Si l’Aveyron prend naissance dans le département du même nom, c’est dans le Tarn et le Tarn-et-Garonne qu’il donne sa pleine mesure. Depuis peu, les cyclotouristes sont invités à admirer les paysages qu’il traverse en empruntant une véloroute : un circuit qui suit des routes peu fréquentées. Point de départ : Montauban, la « Petite Toulouse » ou Bruniquel. Cet admirable village domine les vallées de la Vère et de l’Aveyron.
Bruniquel, un bourg médiéval à flanc de falaise
Les châteaux de Bruniquel. Vieux (XIIIe siècle) et jeune (XVe), ils offrent des trésors qui défient le temps : un do,jon du XIIe datant... d'un ancien édifice, et une galerie Renaissance surplombant la rivière.
Notre rivière fil rouge dessine un superbe méandre au pied des deux châteaux perchés sur leur promontoire. Le premier date du XIIIe siècle,le second du XVe. Une sombre querelle familiale, qui dura deux siècles, opposa les propriétaires du premier à ceux du second. Une seule rampe d’accès menait aux deux châteaux, séparés de trois pas. En 1975, Robert Enrico y a tourné Le Vieux Fusil : depuis, pas un jour ne passe sans qu’un visiteur ne demande à voir le lieu où Philippe Noiret et Romy Schneider ont tant souffert... Le village de Bruniquel ne doit pas être oublié. Avec ses ruelles pentues, ses venelles cachées, ses maisons scandées de baies géminées, c’est un décor de film qui n’attend plus qu’un autre réalisateur.
Penne, un village à couper le souffle
À 9 km de là, l’Aveyron resserre ses méandres. Le village de Penne se hausse sur son piton rocheux, bien décidé à nous couper le souffle, au propre comme au figuré. Au bout du promontoire, le château de Penne joue à l’équilibriste au-dessus du vide, prêt à tomber dans l’abîme. Ce ne serait pas faire honneur au travail d’Axel Letellier ! Cet architecte toulousain était encore enfant quand il se promit d’acquérir ces superbes ruines. Ce fut fait en 2006. Depuis, chaque année, les habitants des environs aident à restaurer leur château, qui est ouvert aux visiteurs. Pour avoir la plus belle vue, il faut donner quelques coups de pédales jusqu’à la sortie de Penne (par la D9).

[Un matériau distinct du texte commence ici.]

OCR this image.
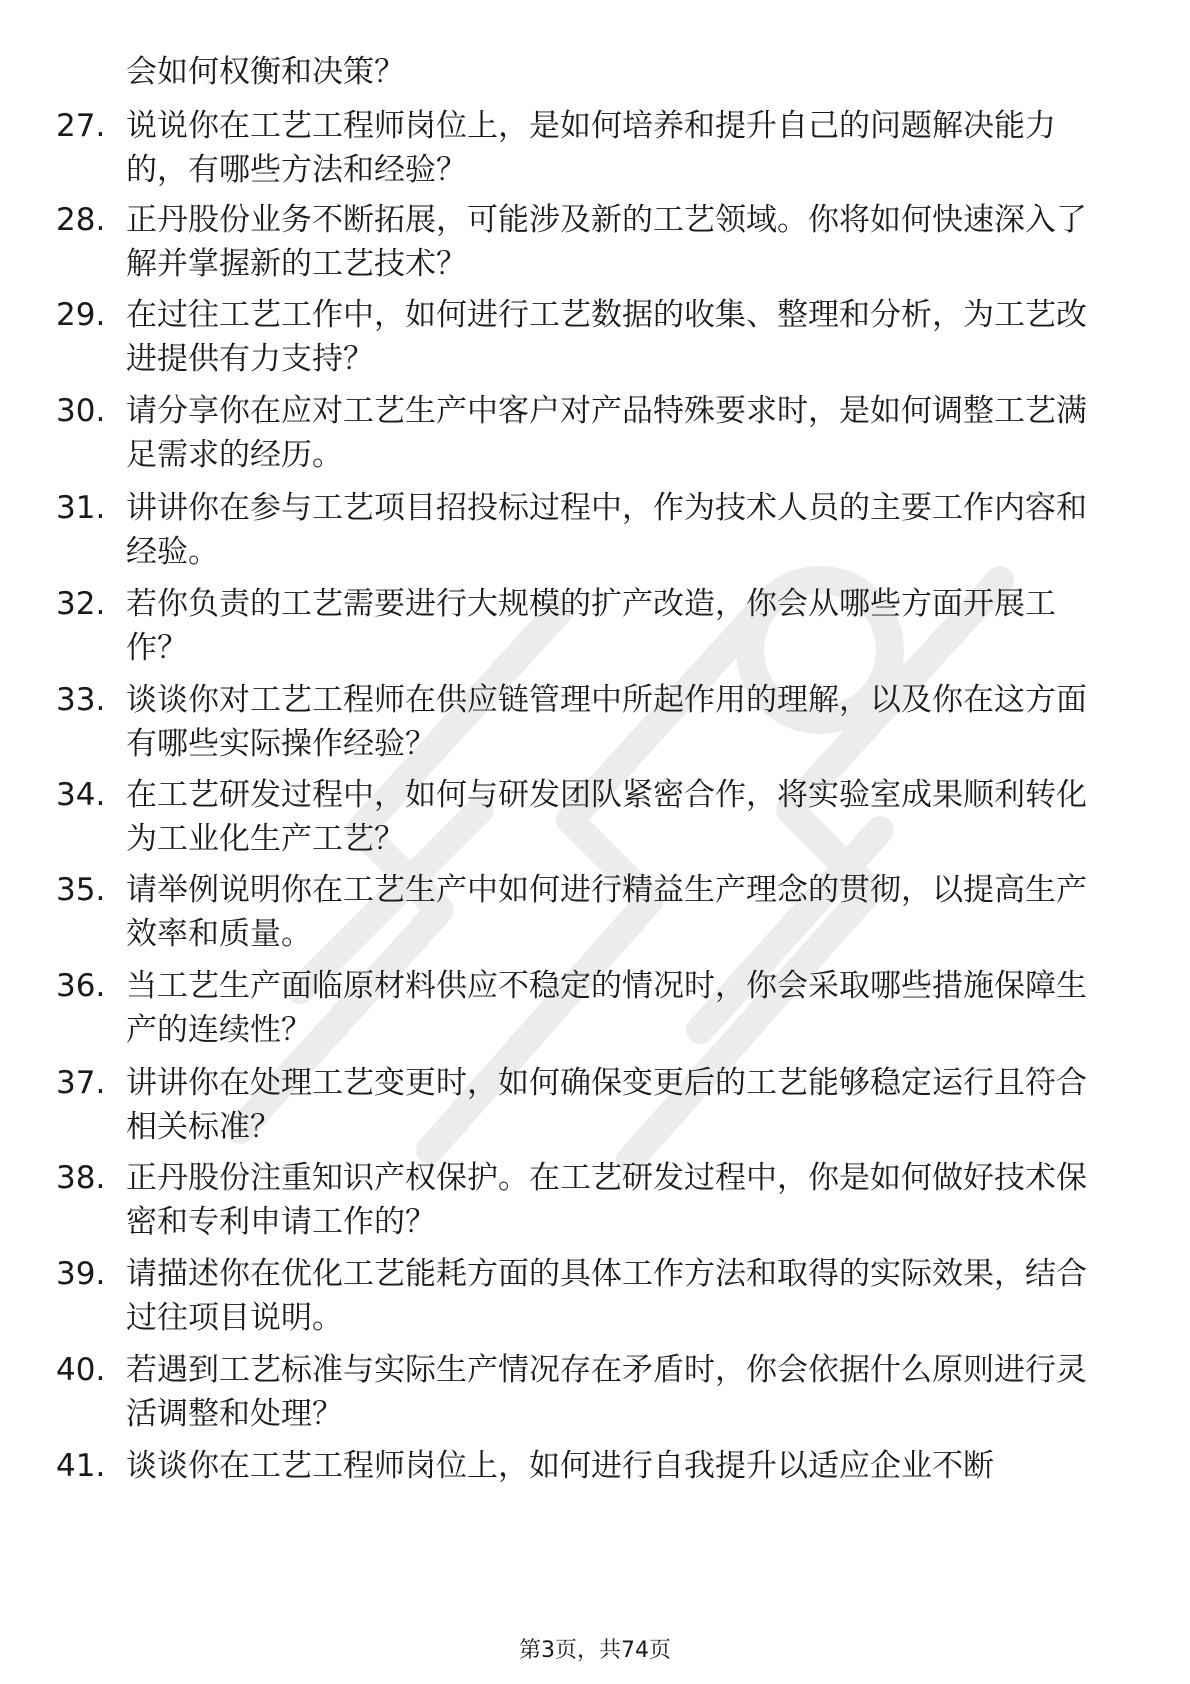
会如何权衡和决策？
27. 说说你在工艺工程师岗位上，是如何培养和提升自己的问题解决能力的，有哪些方法和经验？
28. 正丹股份业务不断拓展，可能涉及新的工艺领域。你将如何快速深入了解并掌握新的工艺技术？
29. 在过往工艺工作中，如何进行工艺数据的收集、整理和分析，为工艺改进提供有力支持？
30. 请分享你在应对工艺生产中客户对产品特殊要求时，是如何调整工艺满足需求的经历。
31. 讲讲你在参与工艺项目招投标过程中，作为技术人员的主要工作内容和经验。
32. 若你负责的工艺需要进行大规模的扩产改造，你会从哪些方面开展工作？
33. 谈谈你对工艺工程师在供应链管理中所起作用的理解，以及你在这方面有哪些实际操作经验？
34. 在工艺研发过程中，如何与研发团队紧密合作，将实验室成果顺利转化为工业化生产工艺？
35. 请举例说明你在工艺生产中如何进行精益生产理念的贯彻，以提高生产效率和质量。
36. 当工艺生产面临原材料供应不稳定的情况时，你会采取哪些措施保障生产的连续性？
37. 讲讲你在处理工艺变更时，如何确保变更后的工艺能够稳定运行且符合相关标准？
38. 正丹股份注重知识产权保护。在工艺研发过程中，你是如何做好技术保密和专利申请工作的？
39. 请描述你在优化工艺能耗方面的具体工作方法和取得的实际效果，结合过往项目说明。
40. 若遇到工艺标准与实际生产情况存在矛盾时，你会依据什么原则进行灵活调整和处理？
41. 谈谈你在工艺工程师岗位上，如何进行自我提升以适应企业不断
第3页，共74页
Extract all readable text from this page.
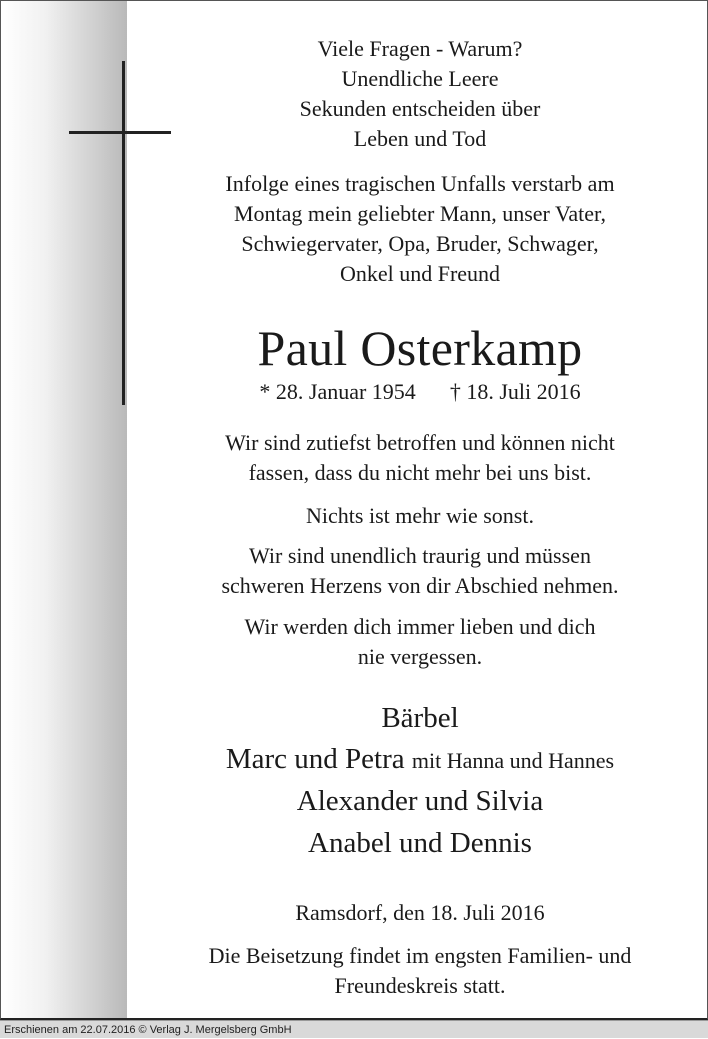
Viele Fragen - Warum?
Unendliche Leere
Sekunden entscheiden über
Leben und Tod
Infolge eines tragischen Unfalls verstarb am
Montag mein geliebter Mann, unser Vater,
Schwiegervater, Opa, Bruder, Schwager,
Onkel und Freund
Paul Osterkamp
* 28. Januar 1954 † 18. Juli 2016
Wir sind zutiefst betroffen und können nicht
fassen, dass du nicht mehr bei uns bist.
Nichts ist mehr wie sonst.
Wir sind unendlich traurig und müssen
schweren Herzens von dir Abschied nehmen.
Wir werden dich immer lieben und dich
nie vergessen.
Bärbel
Marc und Petra mit Hanna und Hannes
Alexander und Silvia
Anabel und Dennis
Ramsdorf, den 18. Juli 2016
Die Beisetzung findet im engsten Familien- und
Freundeskreis statt.
Erschienen am 22.07.2016 © Verlag J. Mergelsberg GmbH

Un Vercors en miniature : Castelvieil, Puycelsi, Cazals...
Écartons-nous un temps de la véloroute. Un joli crochet par Puycelsi, à 13 km de là, permet de traverser la forêt de la Grésigne, où le chêne rouvre règne en maître et que les hommes ont, de tout temps, utilisée : Colbert pour les mâts de la marine royale, les verriers pour le grès et le bois de chauffe, les charbonniers...
Remparts et maisons à colombages : incontournable, Puycelsi allie patrimoine médiéval et décor naturel incomparable.
La côte qui mène à Puycelsi est longuette, certes. Mais, de là-haut, quelle vue ! En automne, les érables de Montpellier font des taches écarlates sur le moutonnement jaune de la Grésigne. Fondé au Xe siècle par les moines de l’abbaye d’Aurillac, le village occupe un site inexpugnable sorti d’un conte médiéval. Les maisons à colombages exhibent leur squelette de bois et leur « soleilhou » (grenier ouvert) au fil de ruelles en escargot. Quand on quitte le chemin de ronde, c’est pour croiser des chats prenant la pose sous des roses trémières...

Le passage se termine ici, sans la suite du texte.